# doubleml.datasets.make_confounded_plr_data#

doubleml.datasets.make_confounded_plr_data(n_obs=500, theta=5.0, cf_y=0.04, cf_d=0.04, **kwargs)#

Generates counfounded data from an partially linear regression model.

The data generating process is defined as follows (similar to the Monte Carlo simulation used in Sant’Anna and Zhao (2020)). Let $$X= (X_1, X_2, X_3, X_4, X_5)^T \sim \mathcal{N}(0, \Sigma)$$, where $$\Sigma$$ is a matrix with entries $$\Sigma_{kj} = c^{|j-k|}$$. The default value is $$c = 0$$, corresponding to the identity matrix. Further, define $$Z_j = (\tilde{Z_j} - \mathbb{E}[\tilde{Z}_j]) / \sqrt{\text{Var}(\tilde{Z}_j)}$$, where

\begin{align}\begin{aligned}\tilde{Z}_1 &= \exp(0.5 \cdot X_1)\\\tilde{Z}_2 &= 10 + X_2/(1 + \exp(X_1))\\\tilde{Z}_3 &= (0.6 + X_1 \cdot X_3 / 25)^3\\\tilde{Z}_4 &= (20 + X_2 + X_4)^2.\end{aligned}\end{align}

Additionally, generate a confounder $$A \sim \mathcal{U}[-1, 1]$$. At first, define the treatment as

$D = -Z_1 + 0.5 \cdot Z_2 - 0.25 \cdot Z_3 - 0.1 \cdot Z_4 + \gamma_A \cdot A + \varepsilon_D$

and with $$\varepsilon \sim \mathcal{N}(0,1)$$. Since $$A$$ is independent of $$X$$, the long and short form of the treatment regression are given as

\begin{align}\begin{aligned}E[D|X,A] = -Z_1 + 0.5 \cdot Z_2 - 0.25 \cdot Z_3 - 0.1 \cdot Z_4 + \gamma_A \cdot A\\E[D|X] = -Z_1 + 0.5 \cdot Z_2 - 0.25 \cdot Z_3 - 0.1 \cdot Z_4.\end{aligned}\end{align}

Further, generate the outcome of interest $$Y$$ as

\begin{align}\begin{aligned}Y &= \theta \cdot D + g(Z) + \beta_A \cdot A + \varepsilon\\g(Z) &= 210 + 27.4 \cdot Z_1 +13.7 \cdot (Z_2 + Z_3 + Z_4)\end{aligned}\end{align}

where $$\varepsilon \sim \mathcal{N}(0,5)$$. This implies an average treatment effect of $$\theta$$. Additionally, the long and short forms of the conditional expectation take the following forms

\begin{align}\begin{aligned}\mathbb{E}[Y|D, X, A] &= \theta \cdot D + g(Z) + \beta_A \cdot A\\\mathbb{E}[Y|D, X] &= (\theta + \gamma_A\beta_A \frac{\mathrm{Var}(A)}{\mathrm{Var}(D)}) \cdot D + g(Z).\end{aligned}\end{align}

Consequently, the strength of confounding is determined via $$\gamma_A$$ and $$\beta_A$$. Both are chosen to obtain the desired confounding of the outcome and Riesz Representer (in sample).
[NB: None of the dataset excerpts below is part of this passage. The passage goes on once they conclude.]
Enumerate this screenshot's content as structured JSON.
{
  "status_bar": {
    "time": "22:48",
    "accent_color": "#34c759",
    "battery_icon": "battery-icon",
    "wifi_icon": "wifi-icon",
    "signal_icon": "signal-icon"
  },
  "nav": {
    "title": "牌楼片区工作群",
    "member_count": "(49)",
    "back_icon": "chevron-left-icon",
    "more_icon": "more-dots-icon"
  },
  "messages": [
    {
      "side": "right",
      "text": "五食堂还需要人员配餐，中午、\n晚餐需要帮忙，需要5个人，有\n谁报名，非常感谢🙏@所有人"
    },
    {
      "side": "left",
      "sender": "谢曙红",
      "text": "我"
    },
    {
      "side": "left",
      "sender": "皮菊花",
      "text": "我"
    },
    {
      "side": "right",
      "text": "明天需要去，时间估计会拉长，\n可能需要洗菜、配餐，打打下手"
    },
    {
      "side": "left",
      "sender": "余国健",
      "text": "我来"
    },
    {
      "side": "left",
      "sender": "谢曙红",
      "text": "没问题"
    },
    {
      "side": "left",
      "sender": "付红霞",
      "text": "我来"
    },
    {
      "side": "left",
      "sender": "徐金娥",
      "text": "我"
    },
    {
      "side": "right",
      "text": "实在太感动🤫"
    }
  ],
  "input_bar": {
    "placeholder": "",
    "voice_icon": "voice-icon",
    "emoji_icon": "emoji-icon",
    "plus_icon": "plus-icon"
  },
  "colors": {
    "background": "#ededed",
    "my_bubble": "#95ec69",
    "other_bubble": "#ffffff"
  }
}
The observed data is given as $$W = (Y, D, X)$$. Further, orcale values of the confounder $$A$$, the transformed covariated $$Z$$, the effect $$\theta$$, the coefficients $$\gamma_a$$, $$\beta_a$$, the long and short forms of the main regression and the propensity score are returned in a dictionary.

Parameters:
• n_obs (int) – The number of observations to simulate. Default is 500.

• theta (float or int) – Average treatment effect. Default is 5.0.

• cf_y (float) – Percentage of the residual variation of the outcome explained by latent/confounding variable. Default is 0.04.

• cf_d (float) – Percentage gains in the variation of the Riesz Representer generated by latent/confounding variable. Default is 0.04.

Returns:

res_dict – Dictionary with entries x, y, d and oracle_values.

Return type:

dictionary

References

Sant’Anna, P. H. and Zhao, J. (2020), Doubly robust difference-in-differences estimators. Journal of Econometrics, 219(1), 101-122. doi:10.1016/j.jeconom.2020.06.003.